I have considered the rival arguments made by both the sides and perused the material available on record. It is an admitted fact that the Tribunal in the instant case had restored the matter to the file of the Assessing Officer with a direction to refer the matter to the DVO for the purpose of determination of fair market value of the land. I find the DVO in his report has determined the fair market value of the property at Rs.95.07.272/- which has been adopted by the Assessing Officer as the sale consideration as per provision of section 50 C of the IT Act. The CBDT Circular no.8/2002 dated 27.08.2002 mandates the Assessing Officer to adopt the value determined by the DVO if the FMV so determined is more than the actual sale consideration but less than the value adopted by the stamp valuation authority and the assessee has challenged such valuation by stamp valuation authority before the Assessing Officer. I, therefore, find merit in the submissions of the Ld. Counsel for the assessee that the Ld. CIT(A) should not have enhanced the income of the assessee by directing the Assessing Officer to replace the value adopted by the Stamp Valuation Authority at Rs. 1,40,50,000/- for determining the long term capital gain. So far as the argument of the Ld. Counsel for the assessee that the DVO has not considered the actual sale consideration received in certain other properties the rates of which are less than the rate adopted by the assessee in the instant case is concerned, the same in our opinion is without any merit.
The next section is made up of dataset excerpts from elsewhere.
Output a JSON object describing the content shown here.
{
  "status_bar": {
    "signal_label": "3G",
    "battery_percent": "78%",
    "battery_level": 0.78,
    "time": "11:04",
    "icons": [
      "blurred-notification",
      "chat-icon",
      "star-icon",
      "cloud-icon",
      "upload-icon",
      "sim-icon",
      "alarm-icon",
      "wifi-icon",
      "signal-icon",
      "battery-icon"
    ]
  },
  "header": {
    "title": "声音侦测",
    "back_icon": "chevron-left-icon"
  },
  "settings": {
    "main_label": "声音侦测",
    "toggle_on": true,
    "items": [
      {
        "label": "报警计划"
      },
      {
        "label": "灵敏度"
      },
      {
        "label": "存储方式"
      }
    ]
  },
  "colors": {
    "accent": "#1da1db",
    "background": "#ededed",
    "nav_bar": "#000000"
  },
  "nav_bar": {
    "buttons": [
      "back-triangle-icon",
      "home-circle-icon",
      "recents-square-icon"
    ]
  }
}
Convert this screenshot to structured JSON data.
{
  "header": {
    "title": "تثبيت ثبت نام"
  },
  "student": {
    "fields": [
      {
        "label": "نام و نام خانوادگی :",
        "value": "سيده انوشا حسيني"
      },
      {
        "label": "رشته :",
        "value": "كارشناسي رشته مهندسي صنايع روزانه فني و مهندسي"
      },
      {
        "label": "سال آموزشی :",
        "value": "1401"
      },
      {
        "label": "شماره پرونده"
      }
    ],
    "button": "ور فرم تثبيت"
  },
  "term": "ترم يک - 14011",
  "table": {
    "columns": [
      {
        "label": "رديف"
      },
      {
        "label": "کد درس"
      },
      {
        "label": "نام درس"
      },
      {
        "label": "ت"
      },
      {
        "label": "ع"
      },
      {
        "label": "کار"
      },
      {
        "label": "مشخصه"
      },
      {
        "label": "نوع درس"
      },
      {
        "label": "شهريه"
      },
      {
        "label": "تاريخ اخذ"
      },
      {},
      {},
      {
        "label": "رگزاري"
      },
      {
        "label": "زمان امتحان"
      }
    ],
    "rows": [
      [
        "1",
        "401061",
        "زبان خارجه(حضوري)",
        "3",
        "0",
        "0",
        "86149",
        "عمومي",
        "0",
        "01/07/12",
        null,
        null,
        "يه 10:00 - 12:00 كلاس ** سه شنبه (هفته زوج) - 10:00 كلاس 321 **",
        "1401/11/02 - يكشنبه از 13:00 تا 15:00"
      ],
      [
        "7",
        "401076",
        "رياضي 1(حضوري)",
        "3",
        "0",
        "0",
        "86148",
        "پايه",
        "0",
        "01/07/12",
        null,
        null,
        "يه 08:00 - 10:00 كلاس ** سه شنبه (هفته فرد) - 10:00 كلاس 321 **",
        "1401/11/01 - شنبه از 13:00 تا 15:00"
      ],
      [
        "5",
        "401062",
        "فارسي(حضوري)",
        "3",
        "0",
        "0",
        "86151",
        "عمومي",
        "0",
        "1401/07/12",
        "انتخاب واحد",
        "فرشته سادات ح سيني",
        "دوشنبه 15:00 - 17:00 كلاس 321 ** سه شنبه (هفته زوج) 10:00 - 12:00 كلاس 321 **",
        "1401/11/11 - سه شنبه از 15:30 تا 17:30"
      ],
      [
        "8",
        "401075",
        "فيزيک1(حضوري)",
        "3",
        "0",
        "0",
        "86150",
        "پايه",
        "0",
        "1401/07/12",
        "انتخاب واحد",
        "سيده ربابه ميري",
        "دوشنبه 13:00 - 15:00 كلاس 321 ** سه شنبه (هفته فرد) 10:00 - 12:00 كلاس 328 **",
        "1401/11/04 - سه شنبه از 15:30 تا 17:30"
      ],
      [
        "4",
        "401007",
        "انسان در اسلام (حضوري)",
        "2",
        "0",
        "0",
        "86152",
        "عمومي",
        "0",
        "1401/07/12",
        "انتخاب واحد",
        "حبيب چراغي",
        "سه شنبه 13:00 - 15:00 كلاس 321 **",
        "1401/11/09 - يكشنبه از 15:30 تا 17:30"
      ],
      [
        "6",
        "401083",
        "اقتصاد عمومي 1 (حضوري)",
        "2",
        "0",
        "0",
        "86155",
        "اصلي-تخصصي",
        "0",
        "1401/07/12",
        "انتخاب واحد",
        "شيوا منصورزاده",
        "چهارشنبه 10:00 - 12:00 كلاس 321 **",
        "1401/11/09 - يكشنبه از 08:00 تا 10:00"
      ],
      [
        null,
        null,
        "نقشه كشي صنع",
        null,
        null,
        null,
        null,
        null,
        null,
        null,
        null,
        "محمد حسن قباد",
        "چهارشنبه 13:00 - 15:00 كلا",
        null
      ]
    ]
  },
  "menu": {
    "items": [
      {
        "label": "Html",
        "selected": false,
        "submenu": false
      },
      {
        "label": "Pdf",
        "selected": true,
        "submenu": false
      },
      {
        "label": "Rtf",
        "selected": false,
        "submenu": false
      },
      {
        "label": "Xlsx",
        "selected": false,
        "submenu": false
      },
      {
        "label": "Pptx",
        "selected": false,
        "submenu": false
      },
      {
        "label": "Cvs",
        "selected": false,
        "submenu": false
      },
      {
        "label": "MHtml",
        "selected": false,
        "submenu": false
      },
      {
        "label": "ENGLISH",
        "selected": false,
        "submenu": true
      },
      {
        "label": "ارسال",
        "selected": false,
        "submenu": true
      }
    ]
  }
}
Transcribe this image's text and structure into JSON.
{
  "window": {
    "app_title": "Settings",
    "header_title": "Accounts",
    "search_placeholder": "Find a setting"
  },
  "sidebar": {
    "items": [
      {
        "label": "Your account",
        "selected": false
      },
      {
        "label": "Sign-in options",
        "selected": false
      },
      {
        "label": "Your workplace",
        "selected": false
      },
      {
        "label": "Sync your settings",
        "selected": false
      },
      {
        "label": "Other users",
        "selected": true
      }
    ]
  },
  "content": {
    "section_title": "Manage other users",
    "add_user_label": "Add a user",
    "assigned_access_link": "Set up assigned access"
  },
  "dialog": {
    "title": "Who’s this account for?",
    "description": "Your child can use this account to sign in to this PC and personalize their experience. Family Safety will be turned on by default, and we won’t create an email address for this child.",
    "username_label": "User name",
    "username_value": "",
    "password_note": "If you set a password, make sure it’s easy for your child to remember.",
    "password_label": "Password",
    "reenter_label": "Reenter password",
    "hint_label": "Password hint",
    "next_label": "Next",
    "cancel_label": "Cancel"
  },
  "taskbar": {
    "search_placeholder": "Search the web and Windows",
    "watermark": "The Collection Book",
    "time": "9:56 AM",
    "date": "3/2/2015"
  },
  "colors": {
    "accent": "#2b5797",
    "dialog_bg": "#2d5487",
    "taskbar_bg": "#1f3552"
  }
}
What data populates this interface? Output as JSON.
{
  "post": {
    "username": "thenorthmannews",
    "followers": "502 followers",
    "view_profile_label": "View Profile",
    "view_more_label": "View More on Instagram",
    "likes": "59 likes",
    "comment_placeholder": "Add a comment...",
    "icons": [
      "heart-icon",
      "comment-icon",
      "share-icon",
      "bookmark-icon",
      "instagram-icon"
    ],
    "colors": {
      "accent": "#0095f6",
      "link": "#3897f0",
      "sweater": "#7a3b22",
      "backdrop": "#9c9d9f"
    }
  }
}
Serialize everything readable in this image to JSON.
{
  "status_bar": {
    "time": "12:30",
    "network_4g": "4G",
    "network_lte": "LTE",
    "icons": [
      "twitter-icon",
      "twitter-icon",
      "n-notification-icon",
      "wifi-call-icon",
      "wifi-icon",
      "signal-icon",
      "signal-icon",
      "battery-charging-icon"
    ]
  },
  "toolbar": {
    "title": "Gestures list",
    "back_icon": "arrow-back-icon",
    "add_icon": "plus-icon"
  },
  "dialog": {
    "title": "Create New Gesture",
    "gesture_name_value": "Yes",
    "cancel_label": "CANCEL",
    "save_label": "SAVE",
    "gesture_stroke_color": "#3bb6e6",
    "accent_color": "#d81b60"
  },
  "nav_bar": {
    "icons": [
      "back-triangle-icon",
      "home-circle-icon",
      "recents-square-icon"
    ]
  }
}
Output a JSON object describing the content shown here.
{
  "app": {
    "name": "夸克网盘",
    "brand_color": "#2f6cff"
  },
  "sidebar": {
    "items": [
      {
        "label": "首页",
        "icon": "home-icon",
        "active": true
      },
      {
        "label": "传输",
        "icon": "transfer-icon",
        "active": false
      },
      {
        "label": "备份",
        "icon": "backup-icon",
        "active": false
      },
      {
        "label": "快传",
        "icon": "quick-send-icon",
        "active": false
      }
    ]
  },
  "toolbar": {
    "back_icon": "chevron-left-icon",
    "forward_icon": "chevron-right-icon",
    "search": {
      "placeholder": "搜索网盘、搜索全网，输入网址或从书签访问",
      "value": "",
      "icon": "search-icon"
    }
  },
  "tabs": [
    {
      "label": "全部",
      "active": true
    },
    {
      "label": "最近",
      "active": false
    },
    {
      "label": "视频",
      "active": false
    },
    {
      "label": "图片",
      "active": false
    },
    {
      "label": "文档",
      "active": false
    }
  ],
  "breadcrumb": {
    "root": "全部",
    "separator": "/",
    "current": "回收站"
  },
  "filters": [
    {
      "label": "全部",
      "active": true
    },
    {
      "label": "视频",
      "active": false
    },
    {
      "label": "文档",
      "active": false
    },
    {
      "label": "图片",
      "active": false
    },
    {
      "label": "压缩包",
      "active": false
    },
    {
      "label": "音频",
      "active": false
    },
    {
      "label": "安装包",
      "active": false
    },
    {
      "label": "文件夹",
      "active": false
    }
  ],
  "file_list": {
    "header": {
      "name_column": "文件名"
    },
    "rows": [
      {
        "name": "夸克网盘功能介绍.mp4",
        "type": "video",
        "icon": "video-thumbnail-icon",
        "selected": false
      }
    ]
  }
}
The DVO in the instant case after considering the totality of the facts of the case and after considering the surrounding circumstances and different other facts and circumstances as mentioned in the valuation report has determined the value of the property at Rs.95,07,272/-. Under these circumstances and in the light of our observations above I am of the opinion that the value adopted by the Assessing Officer on the basis of the report of the DVO at Rs.95,07,272/- as against the actual sale consideration of Rs.90 lacs and as against valuation by stamp valuation authority at Rs.1,40,50,000/- is correct. Accordingly, the order of the CIT(A) is modified and the action of the Assessing Officer in adopting the value of Rs.95,07,272/- as the sale consideration for the purpose of computation of capital gain u/s 50 C is upheld. The grounds raised by the assessee are partly allowed.
In the result, the appeal filed by the assessee is partly allowed.
Order pronounced in the open court on 26.12.2018.